Initial Data Collection

The goal is to forecast accurately maximum and minimum loading of transformers.

There is 15-minute average data available of 11k transformers.

The maximum and minimum loading is not needed on this detailed level. According to the Grid Planners, weekly or monthly extreme details are more than enough.

For this first model to forecast transformer loading no external variables will be used as input for the model. Only historic data will be used (with metadata to extract de capacity of the transformer).

Data is available in Snowflake. A Jupyter Notebook pandas with a SQLAlchemy engine is used for the data collection from Snowflake.

Credentials are available via Vault in the Enexis domain.

Measurement Data Source

In a Snowflake database the following data is available:

Snowflake data source details.

Database

DB_CDWH_P

Schema

CDWH_4_BDM

Table

BDM_DALI_METINGEN

Metadata Data Source

In a Snowflake database the following metadata is available:

Snowflake data source details.

Database

DB_CDWH_P

Schema

CDWH_5_INF_MEETDATA_E View: DIM_DALI_BOX_VW

Table

DIM_DALI_BOX_VW

Data Description

Measurement Data Details

The measurements are available since Q2 2018.

Since then increasingly more transformers were equiped with DALI boxes and at the moment of writing (Q3 2021) a total number of 10,992 boxes are measured. Measurements on open doors (from safety perspective important) and currents, voltages and powers accumulated up to 89,052,020,404 records in the Snowflake table.

For this project we focus first on the active power on a transformer om the medium voltage connection side.

The power is available for all three power phases as well as the sum of them.

Below are the fields of interest given that are queried from the aforementioned table.

DALI table fields of interest.

Field o.i.

Type

Example

BOXID

VARCHAR

ESD.000240-2

CHANNELID

VARCHAR

register://electricity/0/activepower/sumli?avg=15

WAARDE

DOUBLE

-3.408062

DATUMTIJD

TIMESTAMPTZ

2021-05-12 07:45:00.000000000

Metadata Details

In the metadata table there are 15,058 records present.

Only 9,920 boxids are operational and have a nominal power correctly registered.

Metadata table fields of interest.

Field o.i.

Type

Example

BOXID

VARCHAR

ESD.000240-2

BOX_BEDRIJFSSTATUS

VARCHAR

in bedrijf

IN_BEDRIJFSNAME_DATUMTIJD

TIMESTAMPTZ

2021-05-12 07:45:00.000000000

VESTIGING

VARCHAR

Breda

VERMOGEN_NOMINAAL

NUMBER

400

Data Exploration

The measurement data is up-to-date, but has missing values in two moments in time (both in 2021). This issue was discovered and is addressed.

For the project it will not be a huge issue, since the data is aggregated to weekly minimum and maximum values. It will will cause these extremes to be less severe if (a lot of) data is missing.
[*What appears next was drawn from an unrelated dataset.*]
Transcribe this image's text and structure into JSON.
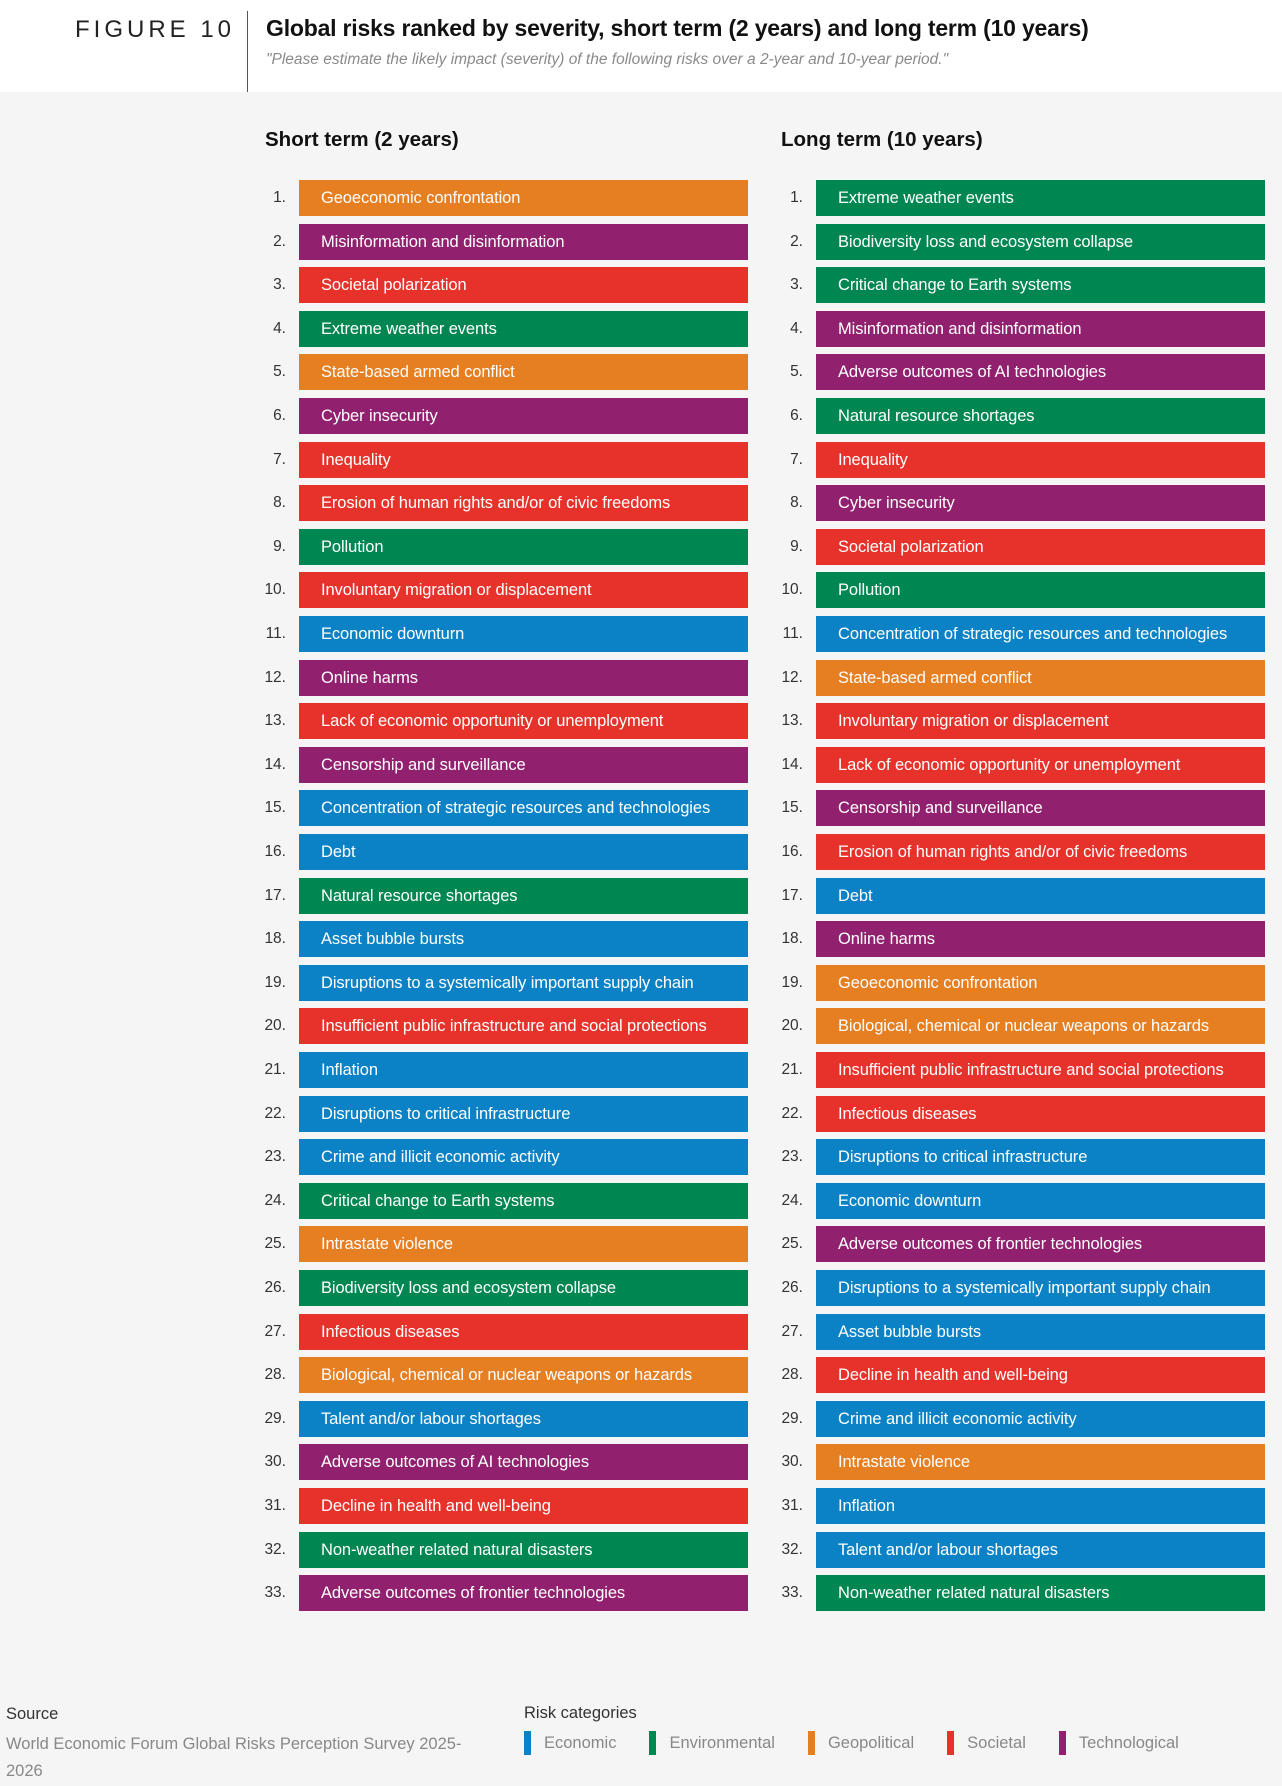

Only if data is missing for a whole week, there will also be missing data in the aggregated set.

In both cases (outlier and missing data) the model can handle this.

For time series modelling it is advised to have at least two periods (years in this case) of measurement data.

As the figure below shows, this might be a problem eventually. One of the challenges is therefore to explore if prior knowledge of the population can overcome this issue.

In the figure below the completeness of the data over time is given for the transformers in the service area of Breda. On the vertical axis the transformers are shown ordered by the time they became operational. On the horizontal axis the time is given. In color the completeness is given per week: Darkblue (value 1) means that all data was present, towards white (value 0) means no data at all.

_images/dq_completeness.jpeg

Completeness for DALI data in the service area of Breda.

Data Quality

Beside the missing data described above, the data quality (of the 15-minute power averages) is as like expected. The reason is likely the 15-minute averaging already smooths out the extreme (short circuit) values and measurement errors.

Although sometimes outliers can still be seen in the data (which can propagate into the weekly extremes as shown in the figure below). Taking not only the extremes, but also the second highest/lowest value per week for robustness did not make a lot of difference (probably also due to the aforementioned smoothing).

_images/dq_outlier.png

Example of weekly extremes with an outlier for the maximum in July 2020.